Quella storia del bel tenebroso in cerca di conferme e della donna-che-indossava-le parigine finì: lei fece un figlio con il marito, lui continuò a cercare chi gli avrebbe fatto dimenticare i suoi tarli e fatto diventare “come tutti”.

Finirono anche le lotte – in realtà erano già finite da un pezzo – solo che se ne prese atto in ritardo.

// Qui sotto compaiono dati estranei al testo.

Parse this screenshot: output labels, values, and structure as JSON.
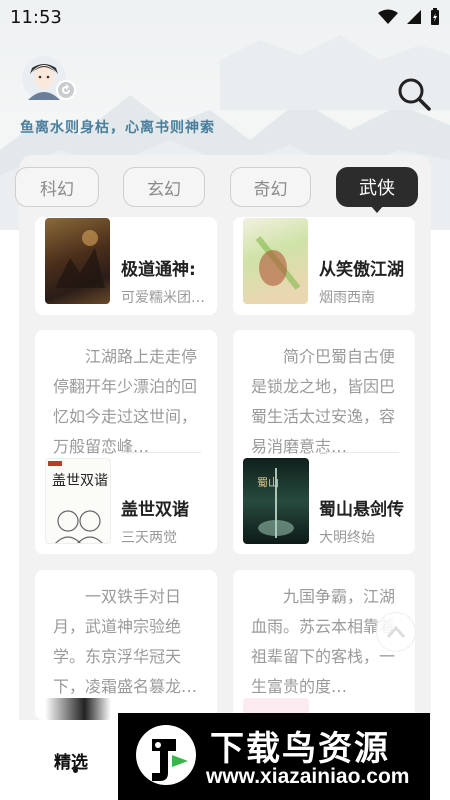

Vista da un’altra prospettiva: lei si fermò, si arrese all’impossibilità di vivere un amore pulsante di passione calato nella vita di tutti i giorni, fra i piatti da lavare, le commissioni, la noia e l’insopportabilità delle stesse parole pronunciate ogni giorno. Lui continuò a farsi guidare dall’irrequietezza e a cercare l’Amore – quello di cui parlano i libri e gli psicanalisti in tivù- che gli regalasse la gioia di stare con se stesso, come essere completo, risolto, in grado di vivere la felicità insieme a un Altro non più nemico ma compagno di tutti i giorni.

E poi lo trovò: l’Amore.

E capì che la cosa che fa più paura alle persone è la felicità: abbandonarsi all’amore che ti riempie ogni parte di te e ti fa sentire l’imperatore della Cina e che ti fa svegliare tutte le mattine ringraziando il Signore di avertela data, insomma: la felicità, può finire, da un momento all’altro, per milioni di ragioni imprevedibili dalle quali non esiste riparo. Hai tutto e puoi perdere tutto.

Questa è la scommessa e chi ti dice che ha trovato la soluzione di “tenere insieme tutto” si sta imbrogliando. Bisogna scegliere, saper rischiare, attraversare il dolore quando serve, tremare di paura e farti scoppiare il cuore dalla gioia.

Ha trovato tutto. Quando meno se lo poteva aspettare: quando gli occhi verdi erano nascosti dagli occhiali da vista, i riccioli scomparsi, i capelli diradati, le fossette incorniciate dalle rughe, il corpo appesantito e la “sindrome dell’impostore” sempre al suo posto.

Ma stavolta era tutto così impossibile da crederci – che fosse tutto vero: che quella donna bellissima e giovanissima, cazzuta e determinata avesse voluto proprio lui e per sempre –  che quando quella paura antica di essere solo un impostore faceva capolino sussurrando “vedrai che si accorgerà che sei tutto un bluff” lui sapeva rispondere “lasciami sprofondare nella felicità”.

Non so cosa lei abbia trovato in lui e se quella cosa che ha pensato di trovare c’è davvero o è solo una sua illusione. Lui ha poco tempo per pensarci, la vita è adesso.

(l’immagine è tratta dal film “Mio fratello è figlio unico”

Pubblicato inAmore

3 Commenti

  1. Gesumino Schiano Gesumino Schiano

    Intensamente scritto. Altrettanto intensamente colpisce chi legge facendogli battere il cuore come se stesse a sua volta vivendo ansie paure e speranze.
    Bellissimo

  2. Rita Maria Orlando-Rylko Rita Maria Orlando-Rylko

    Come si fa a non tornare indietro nel tempo e desiderare ancora quei momenti là, quelle sensazioni totalizzanti, piene di vita e di coraggio….Ho rivisto luoghi, persone, situazioni. La bellezza di un racconto vero e intenso è proprio tutto qui: evoca, evidenzia, riporta ma anche rinnova o apre la mente al valore importante, quello che tutto ingloba e ti fa felice.

  3. Giuseppe Carofalo Giuseppe Carofalo

    Bellissima dichiarazione d’amore!